The last night we have our test, and the younger kids can have an adult “read” for them in case they don’t understand the question. Look, if you don’t understand the question, I don’t want you holding a gun in the same woods as me. So we finished the “exam” in about 12 minutes, aced that shit, then rolled across the street to get two quarts of Old Milwaukee to chug while we waited for the booger eaters to finish their tests. When we go back in the room there’s a girl who’s dad is literally over her shoulder telling her the answers! Everyone passed. It was a feel good moment.

My favorite animalAgain, say what you will about the process of hunting and those that participate in it, but for fuck’s sake, this safety course was a joke. I learned a lot of good things, but you can’t tell me that the five year old with the finger jammed way up his nose during the review remembers a lick of what we did. Nor can you tell me the girl who thought an elephant was a non-game animal (it is) and said she only said it because it’s her favorite animal. Do you think either of these kids have the mental wherewithall to be turned loose in the woods? I’m under the assumption that these kids will be hunting with their parents, but you won’t see me hunting on Washington County public land pretty much ever. Scary shit, indeed…

So what else is new… My favorite whipping boy Josh McRoberts is declaring for the draft after his sophomore season at Duke. Oh yeah, good luck with that one. Your coaches won’t be there to dry the tears in the NBA. And Ron Artest may chew off your face in the shower Hannibal Lecter style. Here’s hoping he goes to the Kings! And not to worry, Duke haters, Greg Paulus is sticking around.

My new t-shirt came in today. Here’s the story behind it. And don’t click the link on the page with this link, the URL’s been sold and it isn’t anything about Mutombo.

That’s pretty much it. Time to battle this headache and the accompanying nausea for day 10.

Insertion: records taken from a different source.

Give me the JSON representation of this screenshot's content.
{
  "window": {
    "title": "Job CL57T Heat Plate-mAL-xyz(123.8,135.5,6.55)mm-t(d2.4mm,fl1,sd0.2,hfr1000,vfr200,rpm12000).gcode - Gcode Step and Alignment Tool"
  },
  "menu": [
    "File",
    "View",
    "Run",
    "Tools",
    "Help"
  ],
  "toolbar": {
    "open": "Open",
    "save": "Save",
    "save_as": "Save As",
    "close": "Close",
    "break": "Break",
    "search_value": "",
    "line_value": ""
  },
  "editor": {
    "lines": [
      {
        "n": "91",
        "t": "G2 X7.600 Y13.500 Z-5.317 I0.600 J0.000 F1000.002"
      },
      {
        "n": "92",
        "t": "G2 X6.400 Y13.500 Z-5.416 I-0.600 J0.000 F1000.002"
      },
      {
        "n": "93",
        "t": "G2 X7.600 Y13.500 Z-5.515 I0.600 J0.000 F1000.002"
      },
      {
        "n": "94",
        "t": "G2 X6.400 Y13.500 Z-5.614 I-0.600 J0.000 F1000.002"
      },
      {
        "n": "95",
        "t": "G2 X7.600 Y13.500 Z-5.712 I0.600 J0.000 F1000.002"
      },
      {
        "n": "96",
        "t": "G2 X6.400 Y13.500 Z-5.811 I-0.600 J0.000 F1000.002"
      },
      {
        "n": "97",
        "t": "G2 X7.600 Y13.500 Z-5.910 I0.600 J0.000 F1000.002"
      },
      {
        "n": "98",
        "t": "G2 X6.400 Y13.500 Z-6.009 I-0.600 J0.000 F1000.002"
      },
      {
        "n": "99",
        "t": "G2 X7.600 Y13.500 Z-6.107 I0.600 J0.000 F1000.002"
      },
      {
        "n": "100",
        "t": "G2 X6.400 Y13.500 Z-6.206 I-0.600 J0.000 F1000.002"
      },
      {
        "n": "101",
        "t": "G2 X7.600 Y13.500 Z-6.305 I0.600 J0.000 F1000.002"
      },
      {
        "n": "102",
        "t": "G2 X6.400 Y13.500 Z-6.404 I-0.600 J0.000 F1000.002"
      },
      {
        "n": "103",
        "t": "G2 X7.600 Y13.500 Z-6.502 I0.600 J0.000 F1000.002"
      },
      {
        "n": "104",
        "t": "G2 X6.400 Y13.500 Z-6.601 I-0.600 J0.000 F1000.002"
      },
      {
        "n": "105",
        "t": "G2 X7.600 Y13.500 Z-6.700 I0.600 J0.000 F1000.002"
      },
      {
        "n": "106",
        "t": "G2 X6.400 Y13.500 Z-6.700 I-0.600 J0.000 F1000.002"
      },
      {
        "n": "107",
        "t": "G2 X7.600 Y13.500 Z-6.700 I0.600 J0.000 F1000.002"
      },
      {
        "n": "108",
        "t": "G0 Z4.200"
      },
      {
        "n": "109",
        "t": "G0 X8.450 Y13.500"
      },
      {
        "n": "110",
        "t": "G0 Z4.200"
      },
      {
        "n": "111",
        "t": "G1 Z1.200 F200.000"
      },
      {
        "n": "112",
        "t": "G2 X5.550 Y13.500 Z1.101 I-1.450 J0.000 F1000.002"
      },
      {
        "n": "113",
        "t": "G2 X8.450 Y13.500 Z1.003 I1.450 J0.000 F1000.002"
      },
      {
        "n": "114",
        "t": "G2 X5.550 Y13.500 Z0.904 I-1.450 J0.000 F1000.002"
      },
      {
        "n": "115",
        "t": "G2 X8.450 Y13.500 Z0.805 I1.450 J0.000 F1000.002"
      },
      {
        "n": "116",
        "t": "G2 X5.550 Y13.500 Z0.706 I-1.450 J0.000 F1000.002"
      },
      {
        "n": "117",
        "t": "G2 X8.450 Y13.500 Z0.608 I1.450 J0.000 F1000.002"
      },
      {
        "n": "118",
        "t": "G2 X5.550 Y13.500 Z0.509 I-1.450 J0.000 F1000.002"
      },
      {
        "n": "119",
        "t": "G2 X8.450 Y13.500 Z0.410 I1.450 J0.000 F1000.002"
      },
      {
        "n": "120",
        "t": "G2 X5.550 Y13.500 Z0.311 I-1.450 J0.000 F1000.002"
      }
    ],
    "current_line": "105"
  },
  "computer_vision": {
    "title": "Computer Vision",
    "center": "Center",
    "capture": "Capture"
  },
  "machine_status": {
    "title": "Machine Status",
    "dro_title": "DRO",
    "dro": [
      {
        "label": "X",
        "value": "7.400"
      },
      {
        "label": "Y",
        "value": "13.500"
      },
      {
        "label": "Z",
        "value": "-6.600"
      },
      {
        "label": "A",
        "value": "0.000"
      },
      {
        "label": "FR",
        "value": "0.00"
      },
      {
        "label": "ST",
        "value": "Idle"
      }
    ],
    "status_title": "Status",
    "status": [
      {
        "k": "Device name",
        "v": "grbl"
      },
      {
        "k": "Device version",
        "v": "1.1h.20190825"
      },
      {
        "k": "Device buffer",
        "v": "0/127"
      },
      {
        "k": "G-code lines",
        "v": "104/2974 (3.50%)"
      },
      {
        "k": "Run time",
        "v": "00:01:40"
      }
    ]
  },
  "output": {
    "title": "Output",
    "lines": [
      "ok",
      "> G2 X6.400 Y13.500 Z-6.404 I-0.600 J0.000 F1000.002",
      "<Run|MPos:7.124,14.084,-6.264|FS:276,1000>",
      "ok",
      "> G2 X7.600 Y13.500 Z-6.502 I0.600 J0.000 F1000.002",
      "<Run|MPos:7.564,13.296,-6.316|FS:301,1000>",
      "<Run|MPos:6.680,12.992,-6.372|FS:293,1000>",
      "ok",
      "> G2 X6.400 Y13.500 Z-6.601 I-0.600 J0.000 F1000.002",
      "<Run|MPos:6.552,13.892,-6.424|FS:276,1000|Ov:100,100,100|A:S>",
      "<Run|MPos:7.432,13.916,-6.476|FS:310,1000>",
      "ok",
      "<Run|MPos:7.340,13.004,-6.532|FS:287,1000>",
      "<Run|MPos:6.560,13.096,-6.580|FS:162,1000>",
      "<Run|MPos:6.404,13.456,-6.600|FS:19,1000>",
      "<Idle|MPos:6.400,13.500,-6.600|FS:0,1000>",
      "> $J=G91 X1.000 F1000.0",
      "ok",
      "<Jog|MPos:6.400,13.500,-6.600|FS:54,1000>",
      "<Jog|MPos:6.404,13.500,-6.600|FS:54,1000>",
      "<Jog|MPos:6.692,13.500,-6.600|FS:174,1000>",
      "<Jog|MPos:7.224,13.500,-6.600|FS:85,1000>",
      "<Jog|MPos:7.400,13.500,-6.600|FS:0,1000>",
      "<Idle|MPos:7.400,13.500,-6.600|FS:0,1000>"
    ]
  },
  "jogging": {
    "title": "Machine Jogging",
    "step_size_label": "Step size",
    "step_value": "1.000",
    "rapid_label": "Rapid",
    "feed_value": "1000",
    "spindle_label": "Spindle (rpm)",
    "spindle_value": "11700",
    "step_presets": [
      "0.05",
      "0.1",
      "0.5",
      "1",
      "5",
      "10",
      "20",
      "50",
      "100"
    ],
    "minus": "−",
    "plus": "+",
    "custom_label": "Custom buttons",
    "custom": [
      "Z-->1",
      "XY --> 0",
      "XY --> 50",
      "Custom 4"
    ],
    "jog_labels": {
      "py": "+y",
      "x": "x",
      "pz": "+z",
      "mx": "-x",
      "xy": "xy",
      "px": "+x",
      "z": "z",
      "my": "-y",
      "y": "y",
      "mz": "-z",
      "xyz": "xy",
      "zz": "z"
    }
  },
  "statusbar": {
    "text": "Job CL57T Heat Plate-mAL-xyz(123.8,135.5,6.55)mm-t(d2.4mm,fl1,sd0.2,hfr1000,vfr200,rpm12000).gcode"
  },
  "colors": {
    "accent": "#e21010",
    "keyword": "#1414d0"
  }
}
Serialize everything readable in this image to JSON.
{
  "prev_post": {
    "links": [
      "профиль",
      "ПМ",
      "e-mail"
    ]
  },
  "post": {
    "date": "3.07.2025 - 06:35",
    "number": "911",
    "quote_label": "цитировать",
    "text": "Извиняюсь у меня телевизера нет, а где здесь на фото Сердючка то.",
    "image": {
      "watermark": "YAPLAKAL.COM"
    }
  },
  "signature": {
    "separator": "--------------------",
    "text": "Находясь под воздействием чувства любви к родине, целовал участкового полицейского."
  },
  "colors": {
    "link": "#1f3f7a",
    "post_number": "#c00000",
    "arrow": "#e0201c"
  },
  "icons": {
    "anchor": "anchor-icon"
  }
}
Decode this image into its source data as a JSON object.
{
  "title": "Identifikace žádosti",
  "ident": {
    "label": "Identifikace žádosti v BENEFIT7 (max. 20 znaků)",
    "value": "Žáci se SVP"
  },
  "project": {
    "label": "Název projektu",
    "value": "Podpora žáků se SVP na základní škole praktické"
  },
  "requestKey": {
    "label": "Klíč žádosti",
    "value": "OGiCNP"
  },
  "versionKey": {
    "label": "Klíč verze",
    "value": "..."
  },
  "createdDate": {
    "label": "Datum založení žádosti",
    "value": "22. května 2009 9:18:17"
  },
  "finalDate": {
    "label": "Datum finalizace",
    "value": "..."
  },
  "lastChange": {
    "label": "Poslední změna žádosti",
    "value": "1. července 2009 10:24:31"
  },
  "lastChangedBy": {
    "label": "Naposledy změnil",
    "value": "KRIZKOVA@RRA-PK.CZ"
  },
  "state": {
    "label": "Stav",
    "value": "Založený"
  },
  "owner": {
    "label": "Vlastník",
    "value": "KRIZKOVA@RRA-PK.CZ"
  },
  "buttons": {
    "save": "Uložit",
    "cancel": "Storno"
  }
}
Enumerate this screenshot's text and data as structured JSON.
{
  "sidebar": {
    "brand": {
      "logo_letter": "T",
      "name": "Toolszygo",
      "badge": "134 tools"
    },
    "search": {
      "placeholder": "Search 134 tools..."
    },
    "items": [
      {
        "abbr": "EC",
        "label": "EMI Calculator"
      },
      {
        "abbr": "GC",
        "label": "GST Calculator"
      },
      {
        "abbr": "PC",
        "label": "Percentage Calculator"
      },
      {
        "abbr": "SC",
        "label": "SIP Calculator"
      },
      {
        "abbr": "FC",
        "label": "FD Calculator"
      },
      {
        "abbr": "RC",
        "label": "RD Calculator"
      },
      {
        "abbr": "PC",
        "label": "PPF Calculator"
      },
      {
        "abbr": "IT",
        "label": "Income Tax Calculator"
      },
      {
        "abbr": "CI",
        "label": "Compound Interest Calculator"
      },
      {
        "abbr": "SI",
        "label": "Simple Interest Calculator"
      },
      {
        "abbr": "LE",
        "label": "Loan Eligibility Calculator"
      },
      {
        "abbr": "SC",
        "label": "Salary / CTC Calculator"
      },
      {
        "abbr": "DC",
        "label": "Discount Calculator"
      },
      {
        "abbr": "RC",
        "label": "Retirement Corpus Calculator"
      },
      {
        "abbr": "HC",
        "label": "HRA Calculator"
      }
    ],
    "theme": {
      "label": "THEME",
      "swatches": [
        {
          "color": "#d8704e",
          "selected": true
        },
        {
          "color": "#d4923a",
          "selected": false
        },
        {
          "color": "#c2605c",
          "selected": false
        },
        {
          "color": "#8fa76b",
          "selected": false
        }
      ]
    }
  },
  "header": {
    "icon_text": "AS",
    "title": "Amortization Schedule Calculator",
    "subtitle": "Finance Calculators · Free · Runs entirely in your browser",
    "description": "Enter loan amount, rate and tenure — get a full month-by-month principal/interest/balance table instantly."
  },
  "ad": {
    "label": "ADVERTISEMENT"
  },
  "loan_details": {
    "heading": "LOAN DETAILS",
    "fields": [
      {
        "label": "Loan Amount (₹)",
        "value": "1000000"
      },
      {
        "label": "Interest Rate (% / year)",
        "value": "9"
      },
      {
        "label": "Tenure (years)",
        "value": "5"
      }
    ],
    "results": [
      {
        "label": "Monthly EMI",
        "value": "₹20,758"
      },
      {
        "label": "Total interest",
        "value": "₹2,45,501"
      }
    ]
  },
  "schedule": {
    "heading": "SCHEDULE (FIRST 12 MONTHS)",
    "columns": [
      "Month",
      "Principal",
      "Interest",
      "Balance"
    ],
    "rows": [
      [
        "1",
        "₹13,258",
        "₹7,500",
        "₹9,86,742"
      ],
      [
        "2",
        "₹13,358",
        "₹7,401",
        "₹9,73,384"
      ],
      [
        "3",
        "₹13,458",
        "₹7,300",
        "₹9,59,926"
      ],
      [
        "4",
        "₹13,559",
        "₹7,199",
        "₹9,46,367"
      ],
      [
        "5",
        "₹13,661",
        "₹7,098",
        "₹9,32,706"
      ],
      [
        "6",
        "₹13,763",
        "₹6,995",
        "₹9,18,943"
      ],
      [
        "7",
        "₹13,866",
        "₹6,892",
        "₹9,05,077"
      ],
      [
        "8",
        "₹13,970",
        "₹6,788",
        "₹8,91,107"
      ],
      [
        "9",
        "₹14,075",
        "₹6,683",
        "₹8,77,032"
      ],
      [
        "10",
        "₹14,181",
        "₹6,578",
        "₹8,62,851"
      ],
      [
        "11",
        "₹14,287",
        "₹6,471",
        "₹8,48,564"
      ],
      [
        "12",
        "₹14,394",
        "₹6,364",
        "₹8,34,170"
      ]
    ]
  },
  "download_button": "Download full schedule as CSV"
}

Daily Dump: Snowbound Matinee

Friday, March 16th, 2007

300 movie posterGot off work early thanks to the weather. Fuck a weather. Decided not to waste the extra hour and a half the man gave me and take in a matinee of 300, if only to keep myself a virgin to the taste of Joe’s mincing, salty balls. I know I said I was holding out for the IMAX release, well wouldn’t you know the douchers in our area aren’t showing it due to it’s R-uh rating. Ain’t that about a bitch? Hey, Smithsonian, it’s a HISTORY movie (sorta). This is the story of a very important battle (with boobies and much, much dismemeberment interspersed)! Closest IMAX theaters showing it? Shittsburgh, Philthadelphia, and New York. So, if you live near a good urban area (or Pittsburgh), do yourself a favor and go see that shit. This movie is a bad mother—shut your mouth! I can only imagine that the IMAX version would rock your ass right off.

I’m not going to chat it up too much, but I thoroughly enjoyed it. Even though there was a full dip cup a couple of seats down from me. Hagerstown is totally great… And I had a pee pee the likes of which I haven’t seen since The Departed rip me from a scene with copious gratuitous boobie shots.

I do have to say though, that Xerxes guy creeped me the fuck out. He is what I imagine will be pounding you in the ass on the daily if you go to Hell. I mean, look at this shit, is this motherfucker not straight out of a Tool video or what?

So thank you, weather, for leaving me housebound for another weekend, but you didn’t keep me from watching a bad ass motherfucking film.

Is anyone else’s brackets busted like a 12 year old Thai hooker? Me neither, I’m still hanging tight. And Duke lost! Much rejoicing on my part. In honor of which, I have this video of Josh McRoberts, Duke “stud” forward who is a punk ass bitch. He plays like a stiff, flops like a Frenchman in the World Cup, and cries like Dick Vermeil. Show some love, bitches. Apparently someone else is feeling it, too.

What we know, YouTube embedder assholes.Off to shovel the snow. Thanks again, douchebag storm front.